A pesar de este refuerzo puntual, el impacto del recorte recaería principalmente en áreas científicas clave como la astrofísica, la heliofísica y la exploración del sistema solar exterior. Estos campos son considerados esenciales para el desarrollo del conocimiento espacial y la innovación tecnológica que sustenta las misiones tripuladas.
Desde organizaciones científicas como The Planetary Society, han surgido fuertes críticas. Su vocero, Jack Kiraly, advirtió que reducir la inversión en estas áreas podría debilitar la base científica necesaria para el éxito de futuras misiones espaciales, afectando la capacidad de liderazgo de Estados Unidos en la exploración del espacio.
Por su parte, el administrador de la NASA, Jared Isaacman, defendió la propuesta argumentando que la agencia sigue contando con el presupuesto más alto del mundo. Según su postura, aún sería posible avanzar en proyectos estratégicos como la creación de un asentamiento humano en la Luna, misiones hacia Marte con tecnologías avanzadas (como propulsión nuclear) y nuevos desarrollos científicos, incluyendo el telescopio espacial Nancy Grace Roman.
Sin embargo, sectores críticos señalan que el recorte podría retrasar o incluso poner en riesgo proyectos importantes, como el reemplazo de la Estación Espacial Internacional, generando incertidumbre sobre el futuro de la infraestructura espacial estadounidense.
En paralelo a este debate presupuestal, la misión Artemis II continúa avanzando. La nave Orion ha alcanzado la esfera de influencia lunar, marcando el acercamiento más significativo de una misión tripulada a la Luna desde 1972. Este hecho representa un hito en la exploración espacial contemporánea.
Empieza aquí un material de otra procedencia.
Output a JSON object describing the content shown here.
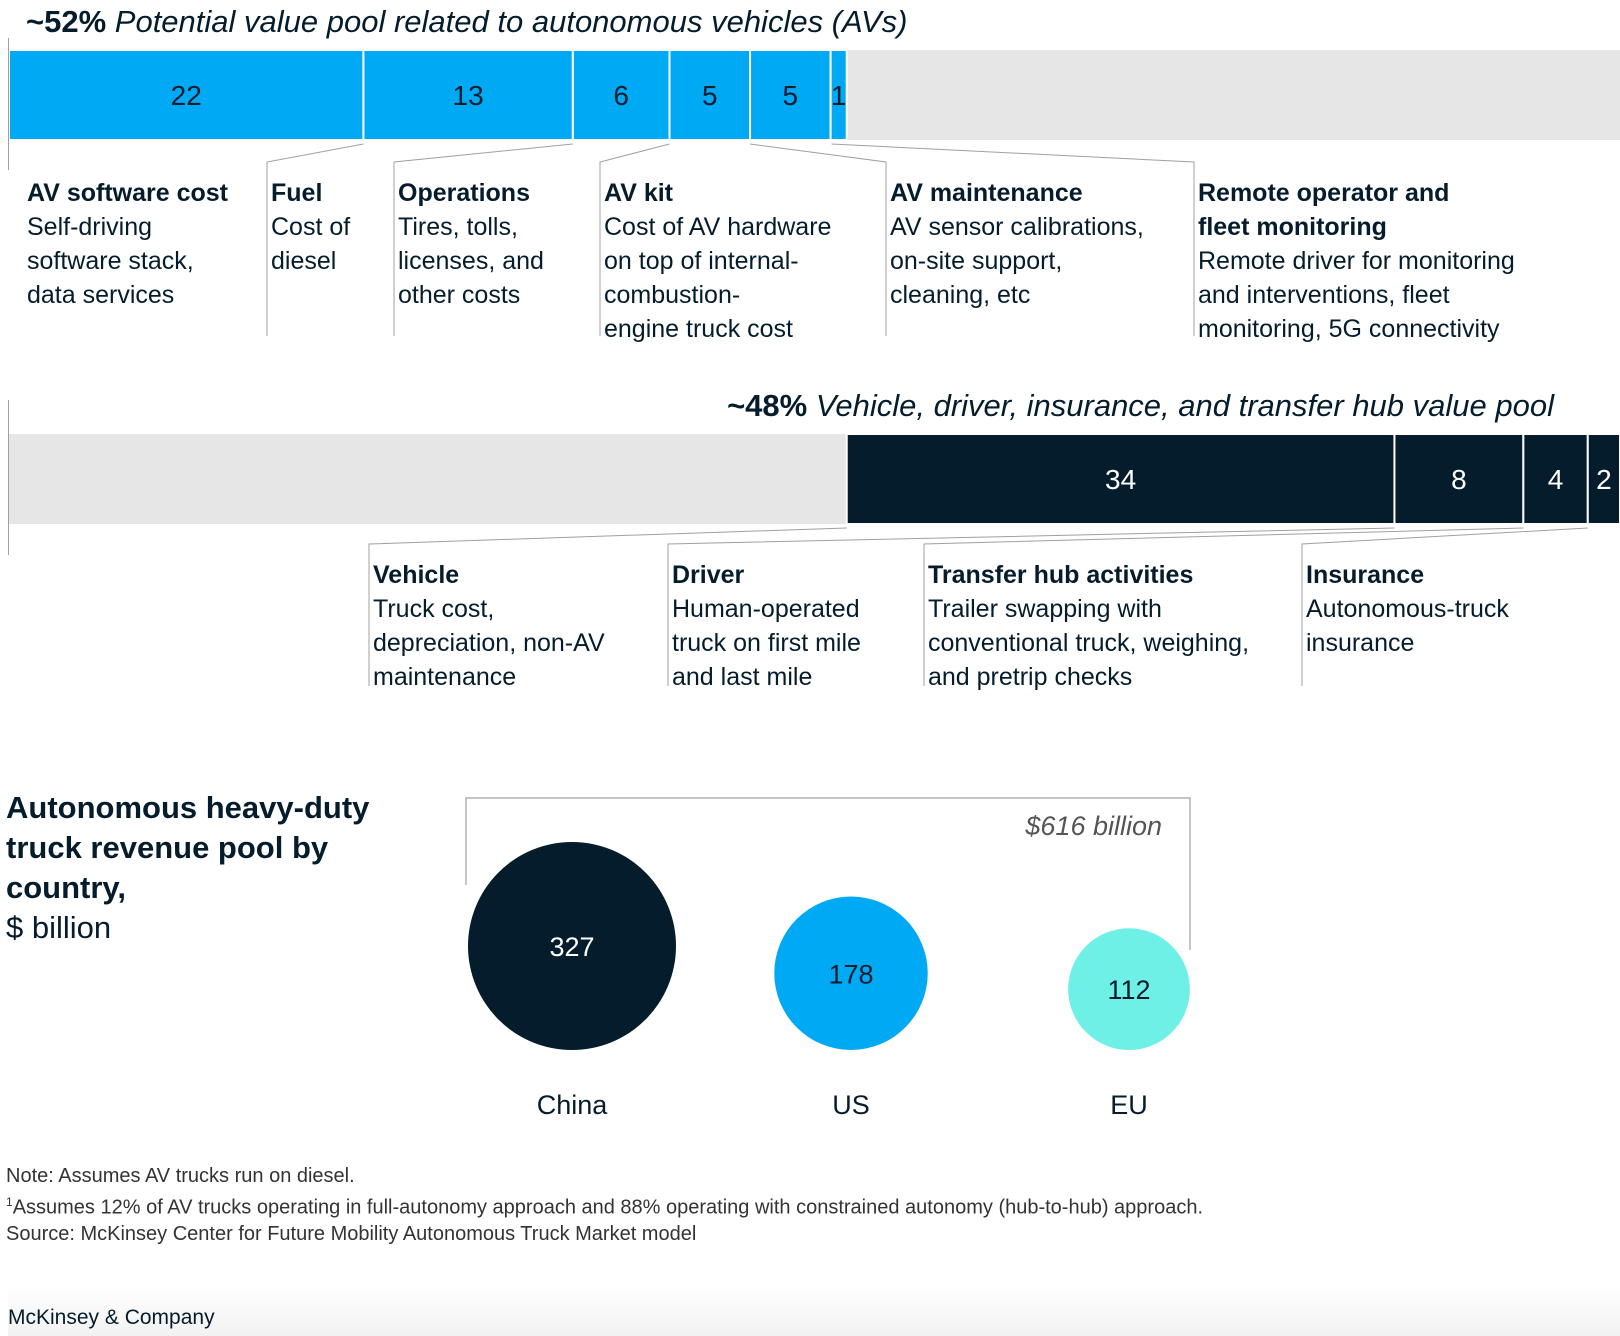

La tripulación de Artemis II está compuesta por los astronautas Christina Koch, Reid Wiseman, Victor Glover y Jeremy Hansen. Durante la misión, han logrado capturar imágenes inéditas de la Cuenca Oriental, una importante formación geológica lunar que, aunque ya había sido fotografiada por sondas, no había sido observada directamente por humanos.
En conclusión, aunque el Gobierno busca priorizar las misiones tripuladas y optimizar recursos, muchos expertos advierten que recortar la inversión en ciencia básica puede comprometer la sostenibilidad y el progreso a largo plazo del programa espacial, debilitando la innovación y el liderazgo de Estados Unidos en la carrera espacial global.